Review of Undine

Undine (2020)
Enigmatic myth-making; Entrancing Paula Beer performance
15 June 2021
As with much of Christian Petzhold's work, UNDINE connects storytelling with myth -making more than with most filmmakers. Undine is a mythical European legend about a water nymph (over time it has morphed into mermaids, selkies etc.). As is often the case in his movies, Petzhold uses specific details and settings to ground his tale. Here, it's modern day Berlin.

Our Undine (the terrific Paula Beer) is a historian and part-time tour guide for the city's planning bureau. By happenstance, a local industrial diver, Christoph (Franz Rogowski), catches one of her lectures and a relationship begins. As expected, the pair's union is an unusual one. It's not long before Christoph takes Undine for a dive in what he assumes will be HIS comfort zone.
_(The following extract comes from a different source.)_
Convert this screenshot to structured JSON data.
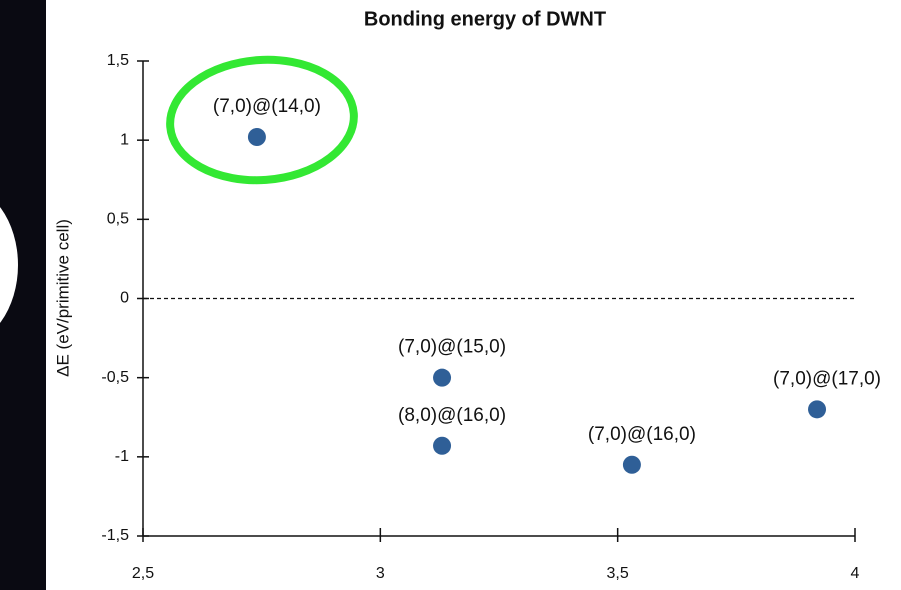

There are some beautiful underwater sequences in the movie and they subtly reveal Undine's true nature.

To his credit, Petzhold (who also wrote the screenplay) never underlines to the viewer that this is an ancient fairy tale. The viewer is expected to participate. The lectures which Undine gives about the emergence of a unified Berlin after the fall of the Soviet empire are all about uniting the two different world views, and can be read as symbolic of the central relationship here. Beer is entrancing and again shows why she is one of Europe's rising young stars (she won multiple awards for her performance). Rogowski, who teamed with Beer memorably in the Petzhold's previous TRANSIT, has a burly but, vulnerable masculinity. Hans Fromm's cinematography is fine and the classical musical selections are appropriate (with an assist from the Bee Gees!).
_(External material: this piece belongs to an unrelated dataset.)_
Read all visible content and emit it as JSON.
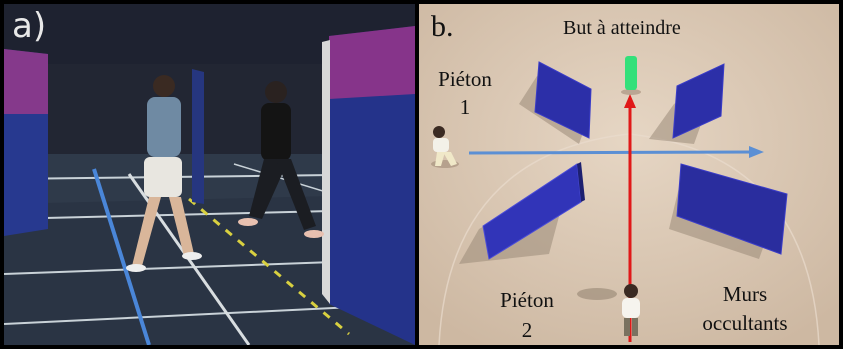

Still, like his other outright fantasy, YELLA, there is something a bit missing from Petzhold's script. That film took it's cues from the cult classic CARNIVAL OF SOULS (1962), and here, some may detect a certain kinship with Val Lewton's masterpiece CAT PEOPLE (1942). Original legend and possible homage aside, UNDINE has to work on its own as a drama, and on that level it's slightly disappointing. The various threads, as good as they are at times, never quite fully connect. UNDINE is certainly worth seeing, but, it's not quite up to Petzhold's high standards.